Nous avons décidé de rester dans cette maison pour que nos enfants puissent profiter du bon air pendant que nous essayions de vendre la maison. Lorsque nous sommes entrés, nous avons constaté que la maison n’était pas vide. Il y avait une femme appelée Victoria, une amie de ma grand-mère. Elle s’est occupée d’elle, l’a aidée à faire le ménage et, en retour, ma grand-mère l’a laissée s’installer chez sa fille. Victoria n’avait pas d’endroit où vivre, ses parents l’ayant mise à la porte lorsqu’ils ont découvert qu’elle était enceinte. Depuis, elles vivent ensemble et s’entraident. Au début, Victoria pensait que nous étions venus pour l’expulser de son logement.

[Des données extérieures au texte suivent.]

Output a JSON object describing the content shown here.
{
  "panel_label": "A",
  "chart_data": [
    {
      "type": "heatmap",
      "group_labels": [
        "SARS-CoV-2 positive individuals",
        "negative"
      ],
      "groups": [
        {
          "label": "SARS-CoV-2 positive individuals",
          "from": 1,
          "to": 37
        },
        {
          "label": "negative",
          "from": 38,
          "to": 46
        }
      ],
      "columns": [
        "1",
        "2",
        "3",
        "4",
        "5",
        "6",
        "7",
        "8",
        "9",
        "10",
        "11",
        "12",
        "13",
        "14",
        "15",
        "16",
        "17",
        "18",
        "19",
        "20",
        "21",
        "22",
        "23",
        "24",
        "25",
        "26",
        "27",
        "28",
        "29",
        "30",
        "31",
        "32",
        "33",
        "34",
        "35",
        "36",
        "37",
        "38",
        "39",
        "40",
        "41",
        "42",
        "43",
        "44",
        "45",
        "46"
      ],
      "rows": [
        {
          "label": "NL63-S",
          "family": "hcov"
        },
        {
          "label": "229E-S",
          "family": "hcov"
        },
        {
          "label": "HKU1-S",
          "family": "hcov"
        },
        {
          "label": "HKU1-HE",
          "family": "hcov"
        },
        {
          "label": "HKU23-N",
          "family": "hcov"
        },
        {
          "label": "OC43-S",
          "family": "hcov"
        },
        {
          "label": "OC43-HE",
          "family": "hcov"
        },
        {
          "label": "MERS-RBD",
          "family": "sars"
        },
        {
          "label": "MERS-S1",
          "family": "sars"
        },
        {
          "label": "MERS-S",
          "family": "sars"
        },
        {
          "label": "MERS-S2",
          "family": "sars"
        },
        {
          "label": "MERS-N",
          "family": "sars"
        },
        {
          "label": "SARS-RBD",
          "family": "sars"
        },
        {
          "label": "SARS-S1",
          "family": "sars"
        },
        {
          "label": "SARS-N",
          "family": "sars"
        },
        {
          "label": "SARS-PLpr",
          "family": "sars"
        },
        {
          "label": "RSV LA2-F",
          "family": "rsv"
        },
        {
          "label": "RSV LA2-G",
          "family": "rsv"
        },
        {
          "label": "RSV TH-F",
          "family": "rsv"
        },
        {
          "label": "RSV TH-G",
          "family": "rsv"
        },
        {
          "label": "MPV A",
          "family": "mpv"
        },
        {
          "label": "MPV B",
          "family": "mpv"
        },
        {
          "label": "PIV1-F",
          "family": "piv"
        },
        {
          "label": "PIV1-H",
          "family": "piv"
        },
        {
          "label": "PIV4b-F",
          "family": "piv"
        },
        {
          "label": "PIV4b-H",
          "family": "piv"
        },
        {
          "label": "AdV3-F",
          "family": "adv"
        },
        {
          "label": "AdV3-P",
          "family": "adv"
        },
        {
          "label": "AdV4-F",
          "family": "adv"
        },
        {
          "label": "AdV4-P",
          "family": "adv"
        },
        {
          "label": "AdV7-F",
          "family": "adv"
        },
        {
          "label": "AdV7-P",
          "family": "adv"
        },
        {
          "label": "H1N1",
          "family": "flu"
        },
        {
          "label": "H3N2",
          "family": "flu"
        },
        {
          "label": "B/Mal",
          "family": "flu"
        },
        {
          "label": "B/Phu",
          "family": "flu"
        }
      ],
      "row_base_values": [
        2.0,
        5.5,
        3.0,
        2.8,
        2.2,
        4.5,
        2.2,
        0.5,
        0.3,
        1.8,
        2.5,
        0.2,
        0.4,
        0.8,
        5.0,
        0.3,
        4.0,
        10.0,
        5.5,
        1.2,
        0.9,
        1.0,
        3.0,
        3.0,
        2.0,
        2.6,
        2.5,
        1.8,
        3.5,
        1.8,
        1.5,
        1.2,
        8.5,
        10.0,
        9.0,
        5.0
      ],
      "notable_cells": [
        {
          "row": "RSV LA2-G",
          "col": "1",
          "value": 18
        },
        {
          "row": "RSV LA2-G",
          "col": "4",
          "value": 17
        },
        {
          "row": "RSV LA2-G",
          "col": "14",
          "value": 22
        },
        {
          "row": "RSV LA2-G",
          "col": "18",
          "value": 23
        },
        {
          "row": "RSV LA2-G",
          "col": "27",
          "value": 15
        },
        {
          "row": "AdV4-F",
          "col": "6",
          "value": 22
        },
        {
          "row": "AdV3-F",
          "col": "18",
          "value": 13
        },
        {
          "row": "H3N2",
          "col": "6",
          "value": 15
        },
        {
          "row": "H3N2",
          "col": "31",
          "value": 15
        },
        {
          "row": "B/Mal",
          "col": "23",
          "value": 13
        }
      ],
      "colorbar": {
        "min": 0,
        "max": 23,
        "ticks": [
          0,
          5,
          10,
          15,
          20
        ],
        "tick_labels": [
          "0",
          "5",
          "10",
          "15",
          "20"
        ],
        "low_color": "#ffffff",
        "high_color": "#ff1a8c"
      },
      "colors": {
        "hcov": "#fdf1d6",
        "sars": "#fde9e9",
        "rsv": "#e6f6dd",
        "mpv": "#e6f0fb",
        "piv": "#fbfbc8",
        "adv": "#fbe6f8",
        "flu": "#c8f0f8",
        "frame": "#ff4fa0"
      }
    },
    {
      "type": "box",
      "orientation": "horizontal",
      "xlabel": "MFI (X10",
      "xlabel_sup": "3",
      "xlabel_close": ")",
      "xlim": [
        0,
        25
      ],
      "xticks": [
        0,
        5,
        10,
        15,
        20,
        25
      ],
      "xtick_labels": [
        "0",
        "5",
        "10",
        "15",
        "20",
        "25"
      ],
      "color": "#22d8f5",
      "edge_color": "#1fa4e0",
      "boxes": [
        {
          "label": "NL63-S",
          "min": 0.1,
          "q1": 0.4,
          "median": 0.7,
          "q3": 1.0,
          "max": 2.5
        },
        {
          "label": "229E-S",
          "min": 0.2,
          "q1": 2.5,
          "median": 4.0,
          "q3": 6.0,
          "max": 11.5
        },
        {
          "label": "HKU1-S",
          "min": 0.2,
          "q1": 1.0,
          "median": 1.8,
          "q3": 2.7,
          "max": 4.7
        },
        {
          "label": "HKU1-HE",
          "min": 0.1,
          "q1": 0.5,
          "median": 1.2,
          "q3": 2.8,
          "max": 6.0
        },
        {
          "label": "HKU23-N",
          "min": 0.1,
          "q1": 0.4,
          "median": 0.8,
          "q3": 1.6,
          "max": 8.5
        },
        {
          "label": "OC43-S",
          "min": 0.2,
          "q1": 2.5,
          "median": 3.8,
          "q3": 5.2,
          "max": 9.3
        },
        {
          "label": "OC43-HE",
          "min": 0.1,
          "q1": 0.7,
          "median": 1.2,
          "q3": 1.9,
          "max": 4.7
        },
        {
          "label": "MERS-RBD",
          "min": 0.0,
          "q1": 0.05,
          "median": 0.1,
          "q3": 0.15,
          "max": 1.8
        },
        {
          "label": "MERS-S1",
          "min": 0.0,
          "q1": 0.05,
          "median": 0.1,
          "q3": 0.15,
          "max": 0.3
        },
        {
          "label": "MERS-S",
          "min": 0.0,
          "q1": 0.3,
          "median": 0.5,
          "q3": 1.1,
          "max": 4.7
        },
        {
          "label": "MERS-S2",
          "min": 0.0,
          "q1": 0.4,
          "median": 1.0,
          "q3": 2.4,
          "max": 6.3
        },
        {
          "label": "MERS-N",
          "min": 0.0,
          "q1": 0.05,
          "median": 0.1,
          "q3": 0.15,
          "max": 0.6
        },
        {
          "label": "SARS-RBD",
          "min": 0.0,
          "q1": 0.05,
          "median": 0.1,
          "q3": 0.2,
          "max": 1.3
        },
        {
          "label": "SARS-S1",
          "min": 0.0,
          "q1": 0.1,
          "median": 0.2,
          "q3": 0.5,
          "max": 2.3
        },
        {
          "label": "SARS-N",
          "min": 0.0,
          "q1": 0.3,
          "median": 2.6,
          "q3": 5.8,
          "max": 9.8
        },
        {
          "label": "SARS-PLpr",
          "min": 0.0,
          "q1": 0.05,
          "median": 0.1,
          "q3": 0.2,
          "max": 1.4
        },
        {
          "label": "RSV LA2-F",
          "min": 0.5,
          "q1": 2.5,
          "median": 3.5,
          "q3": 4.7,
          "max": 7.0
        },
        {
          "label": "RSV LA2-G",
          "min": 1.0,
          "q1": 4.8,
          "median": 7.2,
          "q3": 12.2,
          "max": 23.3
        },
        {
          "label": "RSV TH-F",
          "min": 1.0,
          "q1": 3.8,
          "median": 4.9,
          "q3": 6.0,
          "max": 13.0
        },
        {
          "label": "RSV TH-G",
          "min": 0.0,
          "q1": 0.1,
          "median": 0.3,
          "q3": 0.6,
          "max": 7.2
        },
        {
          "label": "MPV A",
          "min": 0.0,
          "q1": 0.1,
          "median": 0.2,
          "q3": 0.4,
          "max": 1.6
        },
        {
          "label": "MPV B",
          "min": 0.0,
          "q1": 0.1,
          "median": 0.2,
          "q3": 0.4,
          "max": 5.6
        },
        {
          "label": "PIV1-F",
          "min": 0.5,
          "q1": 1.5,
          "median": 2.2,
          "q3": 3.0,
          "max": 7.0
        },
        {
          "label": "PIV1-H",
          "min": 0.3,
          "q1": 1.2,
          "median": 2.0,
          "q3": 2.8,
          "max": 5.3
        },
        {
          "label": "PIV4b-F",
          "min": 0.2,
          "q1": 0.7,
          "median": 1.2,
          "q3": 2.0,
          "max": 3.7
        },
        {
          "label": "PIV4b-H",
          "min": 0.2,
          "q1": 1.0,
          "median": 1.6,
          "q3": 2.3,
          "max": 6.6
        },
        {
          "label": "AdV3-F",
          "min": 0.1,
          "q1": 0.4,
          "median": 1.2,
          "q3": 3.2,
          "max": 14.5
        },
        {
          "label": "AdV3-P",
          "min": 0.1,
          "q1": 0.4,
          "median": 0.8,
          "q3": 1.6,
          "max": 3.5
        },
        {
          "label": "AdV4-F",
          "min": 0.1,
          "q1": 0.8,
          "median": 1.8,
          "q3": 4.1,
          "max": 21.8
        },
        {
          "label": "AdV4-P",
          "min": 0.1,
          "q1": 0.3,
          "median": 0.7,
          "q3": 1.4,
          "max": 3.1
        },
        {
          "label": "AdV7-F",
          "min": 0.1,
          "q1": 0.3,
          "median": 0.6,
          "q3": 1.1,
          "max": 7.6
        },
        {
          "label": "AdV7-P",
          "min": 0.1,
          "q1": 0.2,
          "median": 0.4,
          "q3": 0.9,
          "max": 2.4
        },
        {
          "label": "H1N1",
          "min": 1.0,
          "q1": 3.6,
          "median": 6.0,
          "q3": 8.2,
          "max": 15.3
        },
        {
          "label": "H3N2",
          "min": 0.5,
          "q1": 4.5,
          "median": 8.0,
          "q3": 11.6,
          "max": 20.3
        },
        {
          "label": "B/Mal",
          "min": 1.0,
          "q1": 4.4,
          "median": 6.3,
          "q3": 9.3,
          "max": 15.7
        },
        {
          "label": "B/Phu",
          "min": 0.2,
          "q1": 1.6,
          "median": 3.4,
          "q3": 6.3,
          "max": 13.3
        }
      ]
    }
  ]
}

Mais nos intentions étaient loin d’être les mêmes. Nous lui avons assuré qu’elle pourrait y vivre jusqu’à ce que la maison soit vendue. Victoria nous a fait découvrir la région avec beaucoup de gentillesse et nous a même apporté du lait frais tous les matins. Elle travaillait dur et se consacrait au bien-être de sa fille. Elle ne restait jamais inactive. Finalement, un acheteur potentiel s’est présenté et était prêt à acheter la maison. Cependant, mon mari et moi nous sommes sentis mal à l’aise. L’argent reçu de la vente ne pouvait pas changer notre vie de manière significative, mais cela signifiait que Victoria perdrait son coin de pays bien-aimé. Avant de partir, nous avons donc officiellement remis la maison à Victoria. La joie et la gratitude qu’elle a exprimées étaient indescriptibles. C’est un acte qui nous a apporté beaucoup de bonheur.